You issue gatsby develop or gatsby build && gatsby serve and you see the results, but wait, where's the path coming from if an empty object was passed? It directly contradicts the other documentation available. Unless you have a keen eye and or some more extensive knowledge of how Gatsby works, this code will not make sense. Now here's the kicker, my read on this and i might be completely wrong and feel free to correct me on this, but it seems that the graphl query above will "drink" from the uri:/ prop, which in turn will be *:/test-post. I discovered this while looking at the development tools as you can see below. billie3

Probably a change to the documentation would be necessary in this case, if you're willing go for it.

shannonbux commented 5 years ago

Wondering if this issue might be somewhat relevant: #13708

billyjacoby commented 5 years ago

@shannonbux Yeah when I get the chance I plan on contributing to that issue.

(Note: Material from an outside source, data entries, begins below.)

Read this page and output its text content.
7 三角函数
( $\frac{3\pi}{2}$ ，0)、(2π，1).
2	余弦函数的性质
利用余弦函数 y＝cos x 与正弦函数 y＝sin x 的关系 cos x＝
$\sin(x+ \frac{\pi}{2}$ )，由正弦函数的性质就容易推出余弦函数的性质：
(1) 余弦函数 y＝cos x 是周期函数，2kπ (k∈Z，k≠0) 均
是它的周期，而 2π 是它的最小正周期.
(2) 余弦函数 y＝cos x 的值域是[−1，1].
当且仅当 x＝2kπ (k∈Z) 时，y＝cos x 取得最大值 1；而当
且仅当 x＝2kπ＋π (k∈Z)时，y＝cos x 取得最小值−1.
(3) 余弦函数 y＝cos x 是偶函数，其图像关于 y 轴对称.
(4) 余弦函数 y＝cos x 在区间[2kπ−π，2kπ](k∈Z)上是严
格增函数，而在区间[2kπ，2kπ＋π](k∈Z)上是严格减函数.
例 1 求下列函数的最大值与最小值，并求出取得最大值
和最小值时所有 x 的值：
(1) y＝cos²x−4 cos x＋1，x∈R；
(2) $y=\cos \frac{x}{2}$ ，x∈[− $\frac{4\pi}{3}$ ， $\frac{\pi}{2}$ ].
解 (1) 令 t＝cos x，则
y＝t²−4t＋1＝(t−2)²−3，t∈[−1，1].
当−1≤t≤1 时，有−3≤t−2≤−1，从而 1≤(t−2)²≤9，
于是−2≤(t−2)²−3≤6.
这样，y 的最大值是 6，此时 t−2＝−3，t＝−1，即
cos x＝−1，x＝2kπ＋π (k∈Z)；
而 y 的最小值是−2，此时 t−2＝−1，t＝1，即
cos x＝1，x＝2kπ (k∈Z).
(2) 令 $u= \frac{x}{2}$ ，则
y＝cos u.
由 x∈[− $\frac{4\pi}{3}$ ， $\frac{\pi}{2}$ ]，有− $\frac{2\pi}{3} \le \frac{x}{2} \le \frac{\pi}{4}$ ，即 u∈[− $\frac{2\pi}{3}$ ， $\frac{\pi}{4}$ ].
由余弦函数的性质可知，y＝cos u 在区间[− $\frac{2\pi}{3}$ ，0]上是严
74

@jonniebigodes I think your correct in assuming that this is not directly related to this issue, so I apologize for that.

I do have a few questions and possibly concerns regarding the tutorial for setting this up, versus the changes that you have made to my test repo. Please direct me to the correct place to ask this questions if this is not the right forum to do so.

The Netlify CMS Tutorial runs you through setting up Netlify CMS to work with GatsbyJS.

At the bottom of that tutorial is a link to the Adding Markdown Tutorial. For a third time I just ran through both of these tutorials and I think i figured out where the problem is; but i can't figure out why.

When running through the tutorial it doesn't matter if the "path" in front matter begins with a "/" or not. That is UNLESS I change the 'folder' location in the /static/admin/config.yml file. After this is changed, if there is no '/' in front of the frontmatter path, I get the mentioned error.